Der Umbau der Turbine war der erste Meilenstein des Projekts. Die Gasturbine selbst ist damit bereit für die Beimengung von Wasserstoff. (Foto: Wien Energie/ Johannes Zinner)
Wichtige Erkenntnisse für Energiezukunft erhofft
Der Betriebsversuch wird an einer Gasturbine vom Typ SGT5-4000F vorgenommen. Der Plan dafür steht seit 2021, im Sommer 2022 wurde die Gasturbine in Wien für den Betriebsversuch umgerüstet. „Der Turbinentyp, der bei diesem Versuch zum Einsatz kommt, ist besonders weit verbreitet“, erklärt Aleš Prešern, Geschäftsführer von Siemens Energy Austria. „Wir sind überzeugt, dass der Wasserstoff-Einsatz in unseren Turbinen ein wichtiger Schlüssel zur Bekämpfung des Klimawandels ist.“
Die beteiligten Unternehmen erwarten sich Daten zur Effizienz und den Emissionen der Wasserstoffmitverbrennung - hoch relevant für die Weiterentwicklung der wasserstofffähigen Gasturbinen- und Kraftwerksinfrastrukturen. Die Expert*innen der Kooperationspartner werten die Ergebnisse bis Anfang 2024 gemeinsam aus und treffen daraus Folgerungen für die weitere Anpassung an neue künftige grüne Energieträger.

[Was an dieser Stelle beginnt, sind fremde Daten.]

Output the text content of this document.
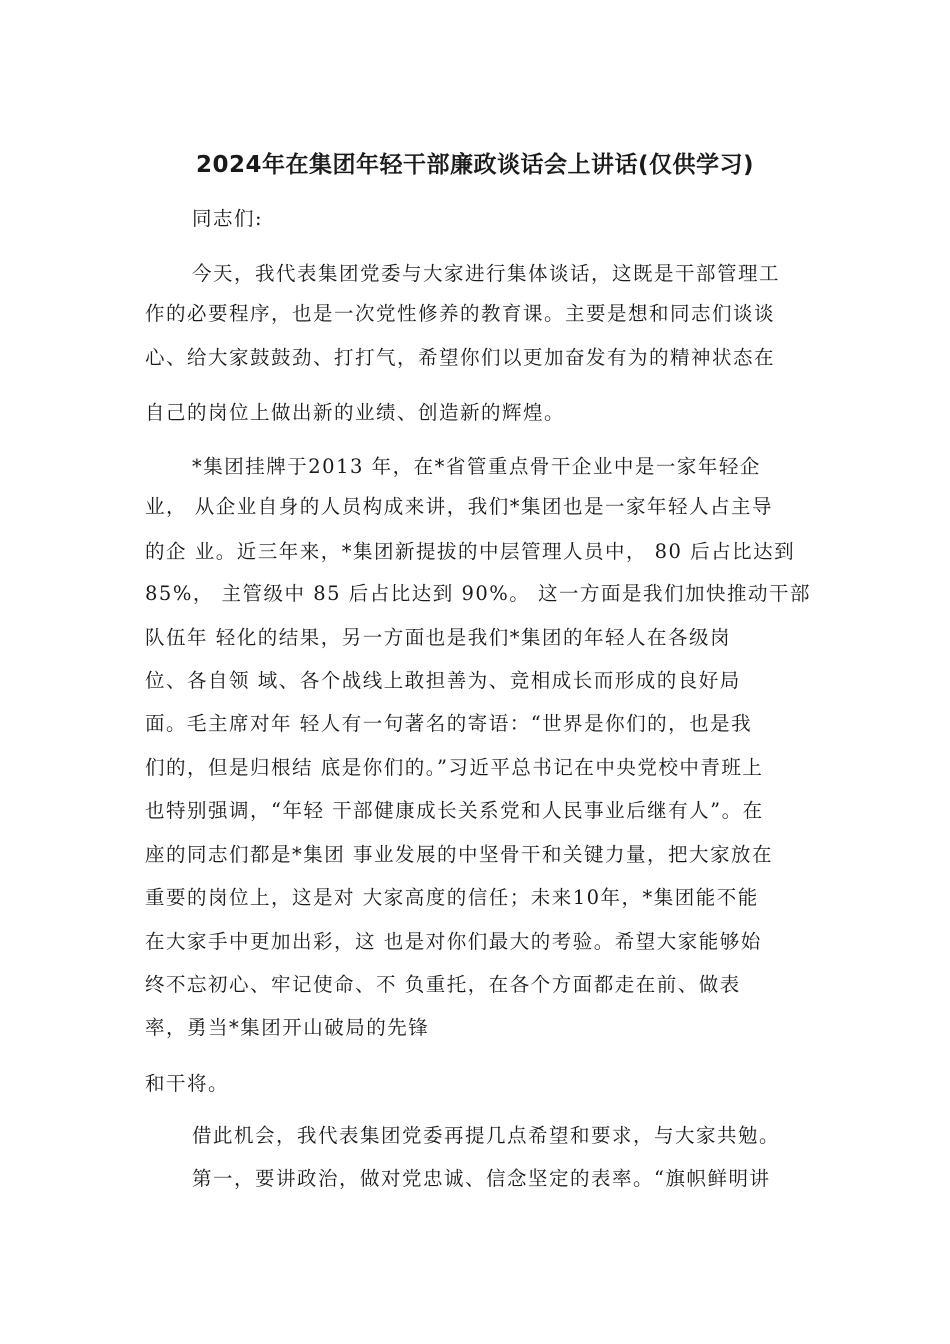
2024年在集团年轻干部廉政谈话会上讲话(仅供学习)
同志们:
今天，我代表集团党委与大家进行集体谈话，这既是干部管理工
作的必要程序，也是一次党性修养的教育课。主要是想和同志们谈谈
心、给大家鼓鼓劲、打打气，希望你们以更加奋发有为的精神状态在
自己的岗位上做出新的业绩、创造新的辉煌。
*集团挂牌于2013 年，在*省管重点骨干企业中是一家年轻企
业， 从企业自身的人员构成来讲，我们*集团也是一家年轻人占主导
的企 业。近三年来，*集团新提拔的中层管理人员中， 80 后占比达到
85%， 主管级中 85 后占比达到 90%。 这一方面是我们加快推动干部
队伍年 轻化的结果，另一方面也是我们*集团的年轻人在各级岗
位、各自领 域、各个战线上敢担善为、竞相成长而形成的良好局
面。毛主席对年 轻人有一句著名的寄语：“世界是你们的，也是我
们的，但是归根结 底是你们的。”习近平总书记在中央党校中青班上
也特别强调，“年轻 干部健康成长关系党和人民事业后继有人”。在
座的同志们都是*集团 事业发展的中坚骨干和关键力量，把大家放在
重要的岗位上，这是对 大家高度的信任；未来10年，*集团能不能
在大家手中更加出彩，这 也是对你们最大的考验。希望大家能够始
终不忘初心、牢记使命、不 负重托，在各个方面都走在前、做表
率，勇当*集团开山破局的先锋
和干将。
借此机会，我代表集团党委再提几点希望和要求，与大家共勉。
第一，要讲政治，做对党忠诚、信念坚定的表率。“旗帜鲜明讲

„Mit innovativen Ansätzen gelingt uns die Energiewende. Gemeinsam testen und forschen wir hier an einer neuen und klimaneutralen Art, unsere Kraftwerke zu betreiben“, so Verbund Thermal Power Geschäftsführer Robert Koubek. Andreas Feicht, Vorstandsvorsitzender der RheinEnergie, einem großen regionalen Stadtwerk mit Sitz in Köln, ergänzt: „Dekarbonisierte Wärmebereitstellung ist einer der wichtigsten Bausteine für effektiven Klimaschutz. Deswegen kooperieren wir dazu international, setzen es am Ende vor Ort um und garantieren somit für Zigtausende Menschen eine zukunftssichere Versorgung.“
Ähnliche Gasturbinen als Vorteil
Bei allen drei Unternehmen ist eine Siemens Energy-Gasturbine vom Typ SGT5-4000F im Einsatz und damit glücklicherweise nahezu baugleich. Je nach Bedarf erzeugen sie Strom und Wärme, die in Fernwärmenetze eingespeist werden kann, und sind agil einsetzbar. So gleichen die Turbinen beispielsweise Schwankungen im Stromnetz aus, die bei der Erzeugung von Wind- und Sonnenstrom zwangsläufig entstehen. Kaum ein anderer Kraftwerkstyp ist so flexibel.
Dieser Anlagentypus trägt die Hauptlast der Versorgung am österreichischen Strommarkt, besonders in Wien. In Europa sind mehr als 115 Gasturbinen dieser Klasse in Betrieb.